Disney’s tale of love, a tale as old as time, finally received the live-action adaption that fans have long awaited. Though the tale is old, fans of Beauty and the Beast in a variety of ages filled theaters across the globe.
The 2-hour and 19-minute movie kept audiences enraptured in the pure magic directed by Bill Condon, best known for his work on the sets of Dreamgirls and the final two installments of the Twilight Saga.
A story so familiar to millions was amazingly redone to introduce new elements and dramatize the most iconic of scenes, all delivered by an expertly chosen cast.
Similar to the beloved cartoon original, the adaptation begins with a spoiled prince and a village bookroom, and ends with a kind-hearted prince and a castle bookroom.
However, this rendition of Beauty and the Beast emphasizes Belle’s intelligence, which extends far beyond her knowledge of literature; exaggerates Gaston’s machismo, casting him in a light far more villainous than the original would allow; and expresses the emotions of the Beast, played by Dan Stevens, and his servants far more explicitly, giving them each a unique background the audience could fall in love with.
The well-known scenes of the original receive the justice they deserve in this rendition: the audience gasped and sung along to the well-known “Be Our Guest” scene while Lumiere, played by Ewan McGregor, commanded dusters to fly, plates to dance, and presented Belle, played by Emma Watson, with delectable dishes she would ultimately never taste in the grandeur of the dining room presentation.
There’s also much to be said about the newer elements the movie offers.

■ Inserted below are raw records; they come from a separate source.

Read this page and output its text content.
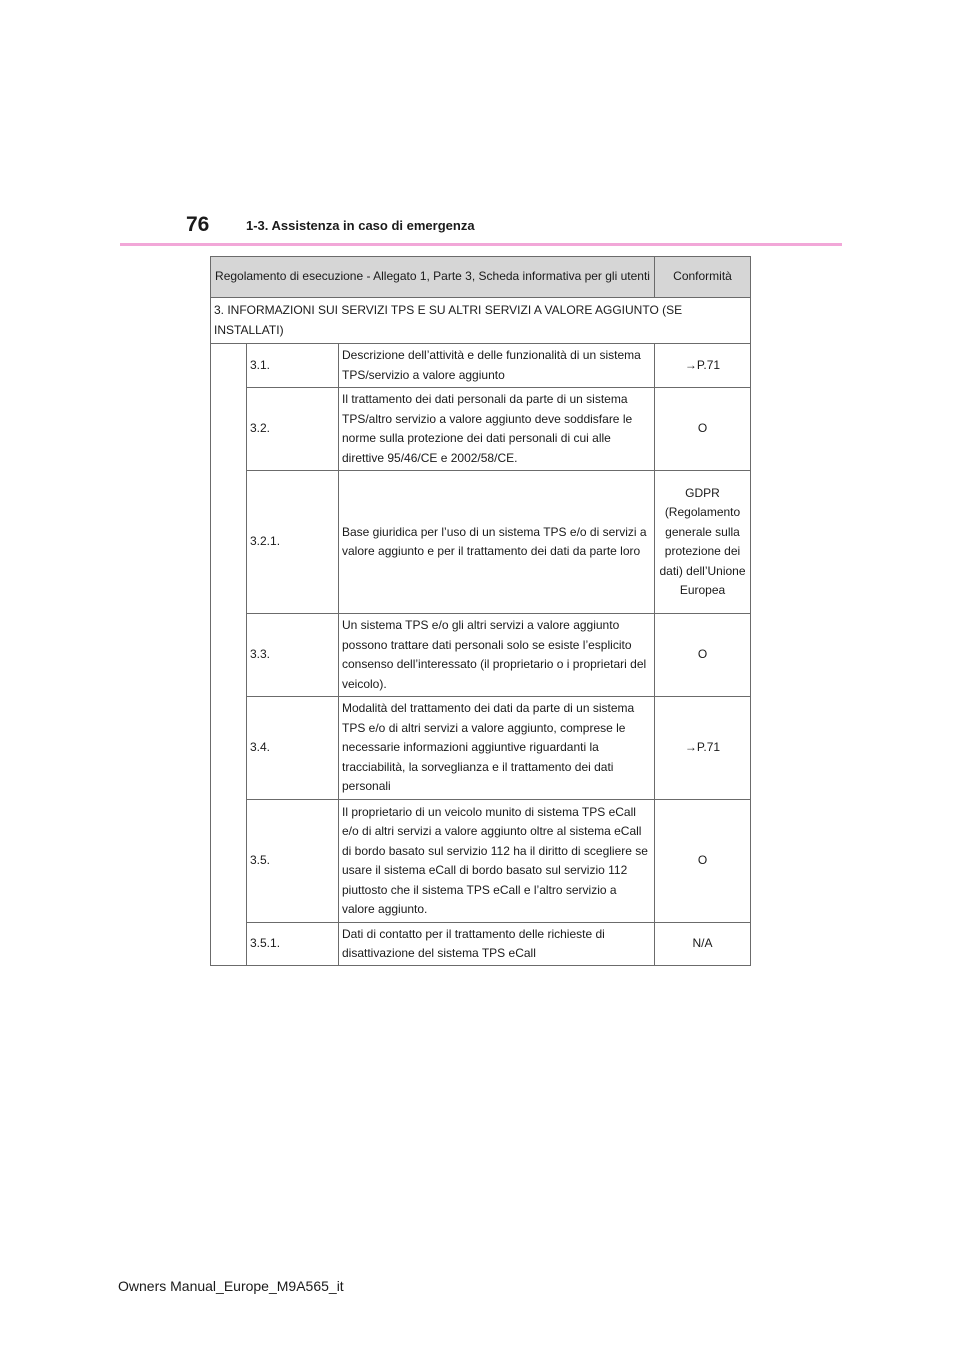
76	1-3. Assistenza in caso di emergenza
Regolamento di esecuzione - Allegato 1, Parte 3, Scheda informativa per gli utenti			Conformità
3. INFORMAZIONI SUI SERVIZI TPS E SU ALTRI SERVIZI A VALORE AGGIUNTO (SE INSTALLATI)			
	3.1.	Descrizione dell’attività e delle funzionalità di un sistema TPS/servizio a valore aggiunto	→P.71
	3.2.	Il trattamento dei dati personali da parte di un sistema TPS/altro servizio a valore aggiunto deve soddisfare le norme sulla protezione dei dati personali di cui alle direttive 95/46/CE e 2002/58/CE.	O
	3.2.1.	Base giuridica per l’uso di un sistema TPS e/o di servizi a valore aggiunto e per il trattamento dei dati da parte loro	GDPR (Regolamento generale sulla protezione dei dati) dell’Unione Europea
	3.3.	Un sistema TPS e/o gli altri servizi a valore aggiunto possono trattare dati personali solo se esiste l’esplicito consenso dell’interessato (il proprietario o i proprietari del veicolo).	O
	3.4.	Modalità del trattamento dei dati da parte di un sistema TPS e/o di altri servizi a valore aggiunto, comprese le necessarie informazioni aggiuntive riguardanti la tracciabilità, la sorveglianza e il trattamento dei dati personali	→P.71
	3.5.	Il proprietario di un veicolo munito di sistema TPS eCall e/o di altri servizi a valore aggiunto oltre al sistema eCall di bordo basato sul servizio 112 ha il diritto di scegliere se usare il sistema eCall di bordo basato sul servizio 112 piuttosto che il sistema TPS eCall e l’altro servizio a valore aggiunto.	O
	3.5.1.	Dati di contatto per il trattamento delle richieste di disattivazione del sistema TPS eCall	N/A
Owners Manual_Europe_M9A565_it
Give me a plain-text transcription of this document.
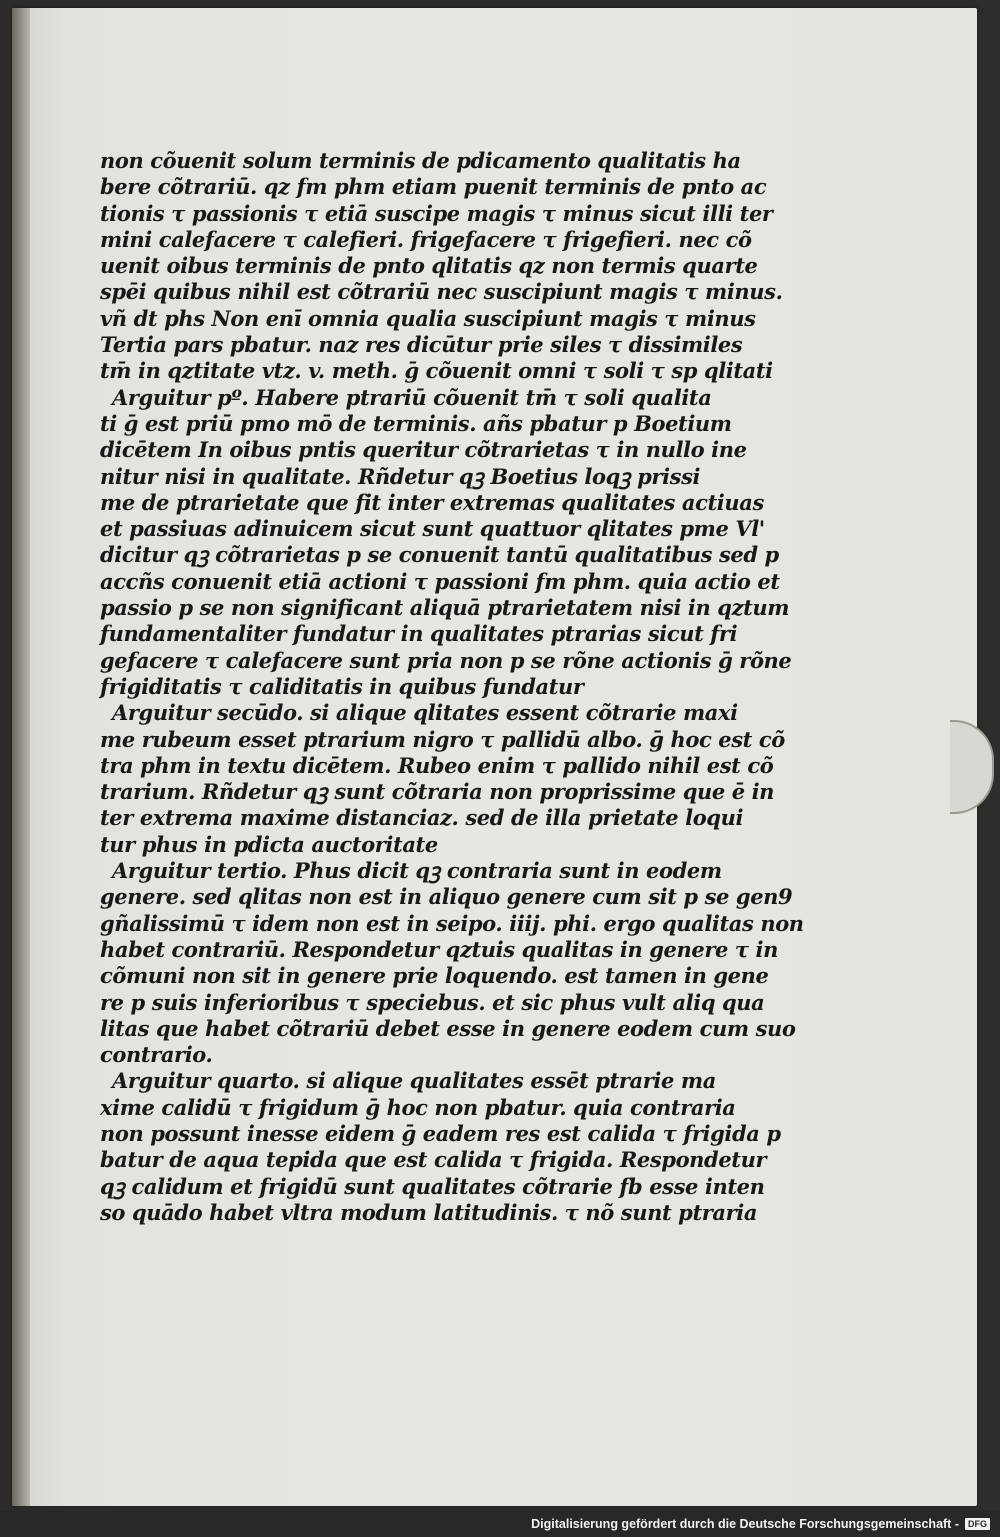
non cõuenit solum terminis de pdicamento qualitatis ha
bere cõtrariū. qz fm phm etiam puenit terminis de pnto ac
tionis τ passionis τ etiā suscipe magis τ minus sicut illi ter
mini calefacere τ calefieri. frigefacere τ frigefieri. nec cõ
uenit oibus terminis de pnto qlitatis qz non termis quarte
spēi quibus nihil est cõtrariū nec suscipiunt magis τ minus.
vñ dt phs Non enī omnia qualia suscipiunt magis τ minus
Tertia pars pbatur. naz res dicūtur prie siles τ dissimiles
tm̄ in qztitate vtz. v. meth. ḡ cõuenit omni τ soli τ sp qlitati
Arguitur pº. Habere ptrariū cõuenit tm̄ τ soli qualita
ti ḡ est priū pmo mō de terminis. añs pbatur p Boetium
dicētem In oibus pntis queritur cõtrarietas τ in nullo ine
nitur nisi in qualitate. Rñdetur qꝫ Boetius loqꝫ prissi
me de ptrarietate que fit inter extremas qualitates actiuas
et passiuas adinuicem sicut sunt quattuor qlitates pme Vl'
dicitur qꝫ cõtrarietas p se conuenit tantū qualitatibus sed p
accñs conuenit etiā actioni τ passioni fm phm. quia actio et
passio p se non significant aliquā ptrarietatem nisi in qztum
fundamentaliter fundatur in qualitates ptrarias sicut fri
gefacere τ calefacere sunt pria non p se rõne actionis ḡ rõne
frigiditatis τ caliditatis in quibus fundatur
Arguitur secūdo. si alique qlitates essent cõtrarie maxi
me rubeum esset ptrarium nigro τ pallidū albo. ḡ hoc est cõ
tra phm in textu dicētem. Rubeo enim τ pallido nihil est cõ
trarium. Rñdetur qꝫ sunt cõtraria non proprissime que ē in
ter extrema maxime distanciaz. sed de illa prietate loqui
tur phus in pdicta auctoritate
Arguitur tertio. Phus dicit qꝫ contraria sunt in eodem
genere. sed qlitas non est in aliquo genere cum sit p se gen9
gñalissimū τ idem non est in seipo. iiij. phi. ergo qualitas non
habet contrariū. Respondetur qztuis qualitas in genere τ in
cõmuni non sit in genere prie loquendo. est tamen in gene
re p suis inferioribus τ speciebus. et sic phus vult aliq qua
litas que habet cõtrariū debet esse in genere eodem cum suo
contrario.
Arguitur quarto. si alique qualitates essēt ptrarie ma
xime calidū τ frigidum ḡ hoc non pbatur. quia contraria
non possunt inesse eidem ḡ eadem res est calida τ frigida p
batur de aqua tepida que est calida τ frigida. Respondetur
qꝫ calidum et frigidū sunt qualitates cõtrarie fb esse inten
so quādo habet vltra modum latitudinis. τ nõ sunt ptraria
Digitalisierung gefördert durch die Deutsche Forschungsgemeinschaft -	DFG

Among these elements stands the controversy surrounding the appearance of homosexuality in a children’s movie.
Although highly criticized, the scenes don’t distract from the main plot. Instead, the scenes add to the humor of the movie as Lefou, who is played by Josh Gad, gets too close for comfort to Gaston who is played by Luke Evans. Later, one of the villagers rather enjoys the makeover he receives from Madame Garderobe, instead of running away and screaming at the fact that he is wearing a dress.
On the other hand, the backstories introduced left many audience members in tears as they learned their favorite cartoon characters are now as alive and human as they are. Some of the most heartbreaking scenes are the glimpses into the story of Belle’s mother, previously unaddressed in the original, and the Beast’s past, which explain how he allowed prejudice to overcome him until he met the Enchantress.
Though perfectionists may dislike the movie for changing a story they knew so well, loyal Disney fans will marvel at the gold and blue centered cinematography, elaborate musical numbers previously never seen, and awe-inspiring stunts executed by the actors.